Lead author Michael Rawlins, manager of the Climate Science Research Center at UMass Amherst, and colleagues at Rutgers and the universities of Colorado and Montana say, “The decline in freezing days ranges from less than 10 days across north-central Canada to nearly 90 days in the warmest areas of the continent that currently undergo seasonally freezing conditions.” They estimate that by mid-century around 1 million square kilometers of North America will no longer see sub-freezing winter temperatures, approximately 6 percent of the region that now experiences freezing weather.
Results suggest that large parts of the United States, particularly western areas, will experience “considerable declines in freezing days,” with the greatest decreases expected near the southern boundary of areas that now have seasonal freezing conditions. Details appear in the current issue of the Journal of Climate.
The study suggests that the spring thaw will arrive earlier than the autumn freeze will delay in parts of the western and central U.S. However, over much of Canada, the opposite is expected to be true, with a more pronounced delay in autumn freeze than an advance in spring thaw dates.
The researchers used two atmospheric reanalysis data sets and a suite of climate model data from the North American Regional Climate Change Assessment Program (NARCCAP) to quantify the expected changes. In the NARCCAP, a set of high resolution regional climate models (RCMs) were driven by a set of general circulation models (GCMs) over an area encompassing most of North America, Rawlins explains.
The team used the RCM air temperatures and an approach which accounts for biases in climate model data to arrive at their conclusions. Rawlins notes, “Our projections for freezing day declines drawn from the RCM and reanalysis data sets, together with the bias-correction method, represent a considerable improvement over estimates obtained from GCM data alone.”
As the authors point out, seasonal freezing conditions and freeze/thaw timing are an integral element of a region’s ecosystem processes, recreational activities and economy. “For example, freezing air temperatures play a key role in the overwinter survival of many insects that must rely on external sources to provide their heat,” they note.

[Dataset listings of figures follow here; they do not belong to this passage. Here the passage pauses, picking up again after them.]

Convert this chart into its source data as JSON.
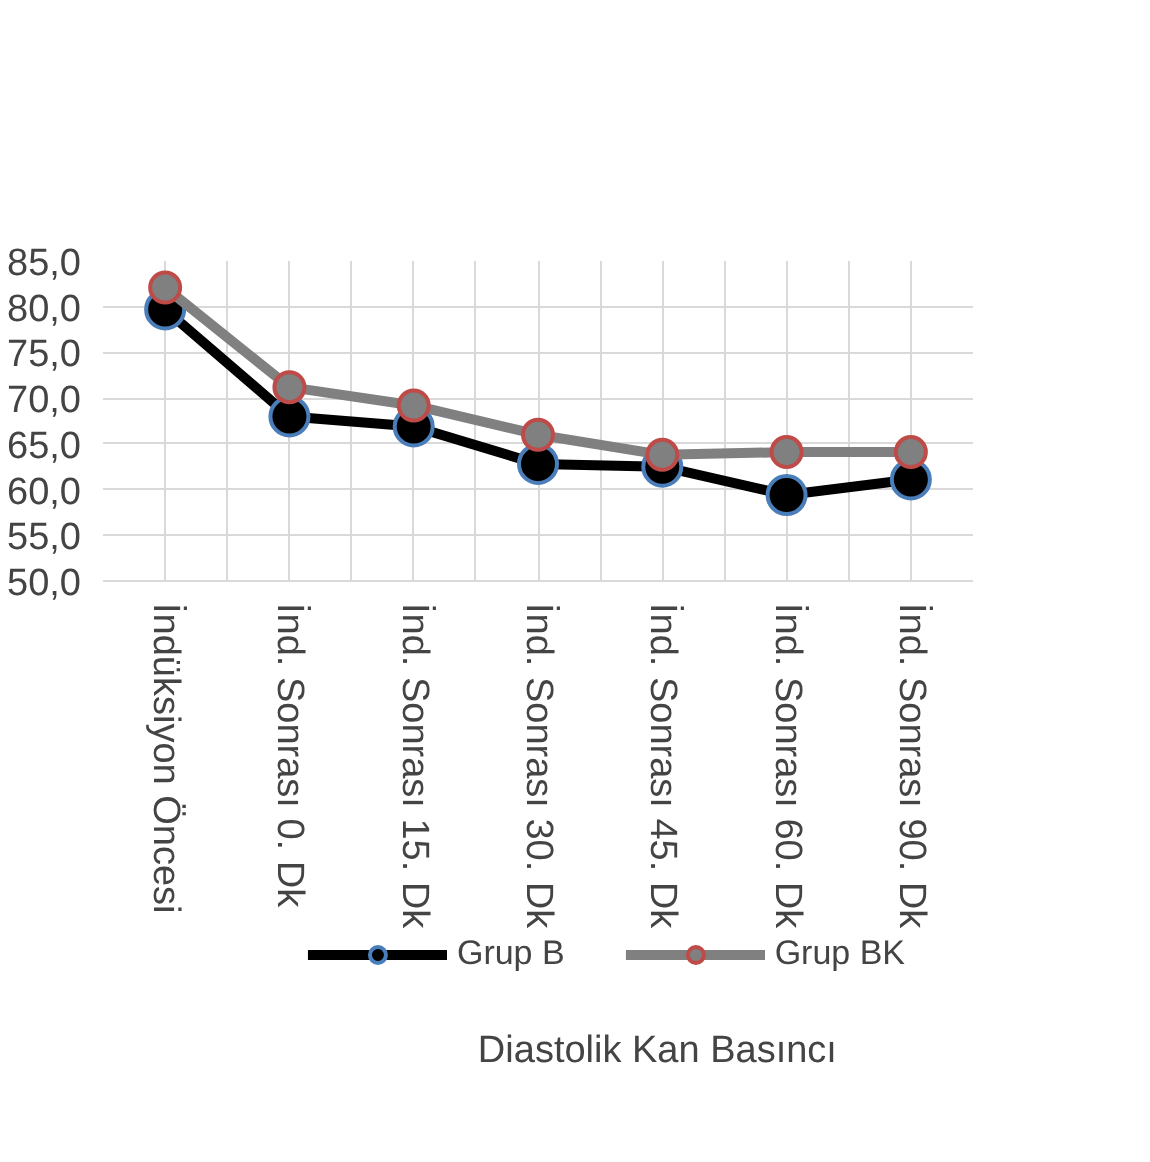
{
  "chart_data": {
    "type": "line",
    "title": "Diastolik Kan Basıncı",
    "categories": [
      "İndüksiyon Öncesi",
      "İnd. Sonrası 0. Dk",
      "İnd. Sonrası 15. Dk",
      "İnd. Sonrası 30. Dk",
      "İnd. Sonrası 45. Dk",
      "İnd. Sonrası 60. Dk",
      "İnd. Sonrası 90. Dk"
    ],
    "series": [
      {
        "name": "Grup B",
        "color": "#000000",
        "values": [
          79.7,
          68.0,
          66.9,
          62.8,
          62.5,
          59.4,
          61.1
        ]
      },
      {
        "name": "Grup BK",
        "color": "#808080",
        "values": [
          82.1,
          71.2,
          69.2,
          66.0,
          63.8,
          64.1,
          64.1
        ]
      }
    ],
    "ylim": [
      50,
      85
    ],
    "yticks": [
      {
        "value": 50,
        "label": "50,0"
      },
      {
        "value": 55,
        "label": "55,0"
      },
      {
        "value": 60,
        "label": "60,0"
      },
      {
        "value": 65,
        "label": "65,0"
      },
      {
        "value": 70,
        "label": "70,0"
      },
      {
        "value": 75,
        "label": "75,0"
      },
      {
        "value": 80,
        "label": "80,0"
      },
      {
        "value": 85,
        "label": "85,0"
      }
    ],
    "grid": true,
    "legend": "bottom",
    "marker": "circle",
    "line_style": "solid"
  }
}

Snowfall has declined sharply across the western U.S., they add, and Rawlins notes that fewer sub-freezing days in areas that rely on snow cover for skiing and other winter sport-related tourism can be expected to cause economic hardship. These trends are expected to continue, he and colleagues write.“Relatively large advances in spring thaw projected by the models are driven, in part, by a continuation of the decline in spring snow cover,” says Rawlins.
The research team notes that the pattern of projected change across North America is similar when a uniform warming is used in place of the climate model outputs, indicating agreement between two different methods.“This result raises confidence in our estimates of the magnitude of freezing day declines over different parts of the continent,” says Rawlins.
He and colleagues recommend continued development of models at higher spatial scales to improve projections of regional variation and local impacts of season transition and freezing condition changes.
This work was supported by the Department of Interior Northeast Climate Science Center at UMass Amherst and the U.S. Geological Survey. NARCCAP is funded by the National Science Foundation, the U.S. Department of Energy, the National Oceanic and Atmospheric Administration and the U.S. Environmental Protection Agency Office of Research and Development.